Crítica | Ficção americana

Falsa autocrítica e má ficção.

Tentativa de sátira é superficial e drama é insignificante.

Por culpa da televisão e das séries terem tomado um papel tão importante na indústria cultural o cinema foi ocupado por piadas de sitcom e enredos sem vida escritos para pessoas maratonarem em streaming. É desse mal que sofre “Ficção americana”. Um roteiro esquemático que se importa só em fingir ser mais esperto que o espectador e contar piadas rápidas que pedem laughing tracks. Pior ainda é a maneira como é filmado, lembra um original netflix ou uma comédia romântica das piores, shots de drone de paisagem para transição de cenas, enquadramento em plano médio para diálogos, não há em nenhuma vontade de colocar em tela algo inspirado, só filmar um monte de diálogos, poderia ser um podcast.

Monk (Jeffrey Wright) é um escritor e acadêmico negro que após se irritar com a performatividade de indignação liberal é afastado do cargo na universidade e forçado a voltar para cidade da sua família e encarar os problemas do seu passado. Ao chegar, sua irmã morre, sua mãe está com estágios iniciais de demência, seu irmão quebrado depois de um divórcio e Monk, num momento de frustração e raiva, resolve escrever um livro-manifesto, uma ficção que repete os estereótipos raciais de maneira exagerada e satírica para criticar os livros que fazem sucesso. Claro que ao realizar os mesmos procedimentos performáticos de raça que tanto o incomodavam ele passa a fazer sucesso porque ninguém entende sua ironia.

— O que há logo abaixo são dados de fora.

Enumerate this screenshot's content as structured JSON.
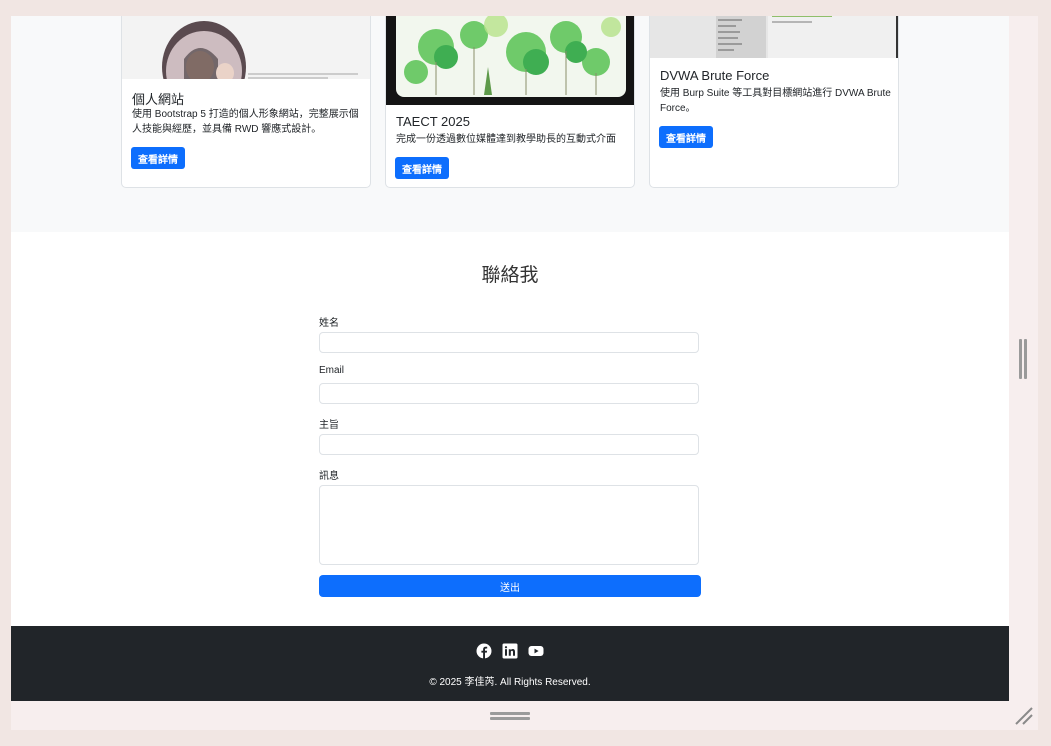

O conceito é engraçado até, serviria como um episódio de friends, ou atlanta, e a acidez com que retrata os executivos do mercado editorial e cinematográfico até poderiam fazer sentido. O que incomoda é que tudo que vira piada em “Ficção americana” se torna um problema do próprio filme, até o ponto de ter um piada sobre oscar baits num oscar bait. E essa auto paródia, o tal do rir de se mesmo, é um dos piores vícios que o cinema está copiando da televisão americana, não existe nenhum compromisso com o que se quer dizer. A ideia de criticar a performatividade e a maneira como a indústria suga temas importantes da sociedade para fazer dinheiro vendendo estereótipos e debates vazios parece razoável, o problema é que “Ficção americana” é só um monte de estereótipos num debate vazio feito para ganhar prêmios.

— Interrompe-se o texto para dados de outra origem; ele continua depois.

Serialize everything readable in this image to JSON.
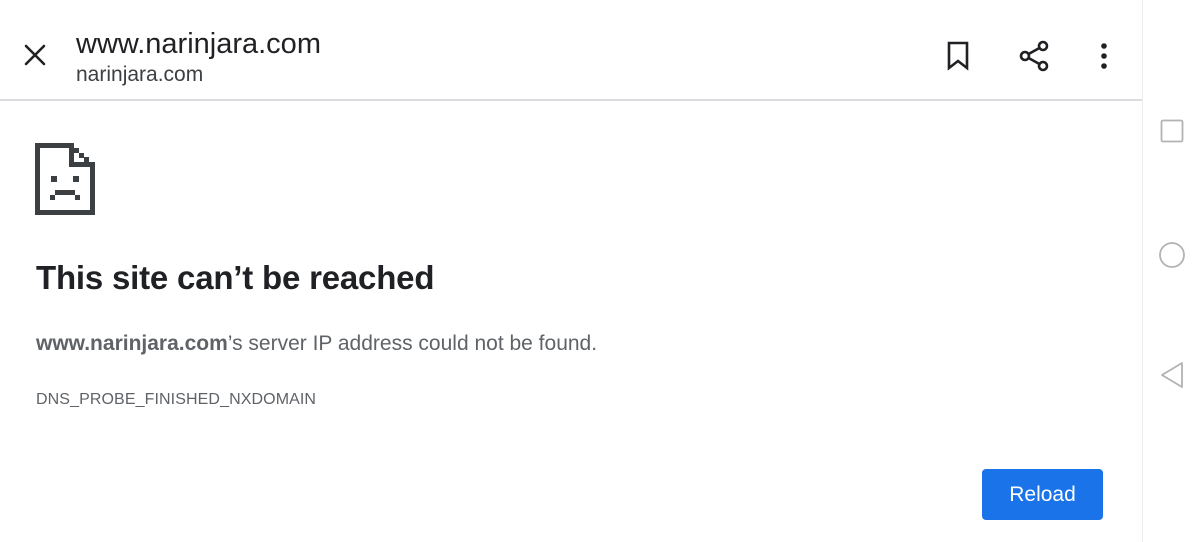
{
  "toolbar": {
    "title": "www.narinjara.com",
    "url": "narinjara.com",
    "icons": {
      "close": "close-icon",
      "bookmark": "bookmark-icon",
      "share": "share-icon",
      "more": "more-vert-icon"
    }
  },
  "error_page": {
    "icon": "sad-page-icon",
    "heading": "This site can’t be reached",
    "message_host": "www.narinjara.com",
    "message_rest": "’s server IP address could not be found.",
    "error_code": "DNS_PROBE_FINISHED_NXDOMAIN",
    "reload_label": "Reload"
  },
  "system_nav": {
    "recent": "recent-apps-icon",
    "home": "home-icon",
    "back": "back-icon"
  },
  "colors": {
    "accent": "#1a73e8",
    "text_primary": "#202124",
    "text_secondary": "#5f6368",
    "divider": "#dadce0"
  }
}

Uma piada ou outra até funciona (notoriamente quando Monk muda o título do livro para F*ck), o Keith David aparece poucos minutos e é a melhor coisa do filme, mas é só isso mesmo. A falta de comprometimento do roteiro com o que está querendo dizer e da direção com o que deixa de filmar, com a estruturação narrativa cinematográfica, a edição parece feita num template e a decupagem por Inteligência artificial. No final não sobra nada, porque nem com um final para a história o roteiro se compromete, é mais uma dessas bombas que vemos por causa do Oscar e esquecemos imediatamente. Mais um produto sem vida e sem graça de Hollywood e pior, um que sabe que é um produto mas não tem vontade ou capacidade de fazer nada em relação a isso.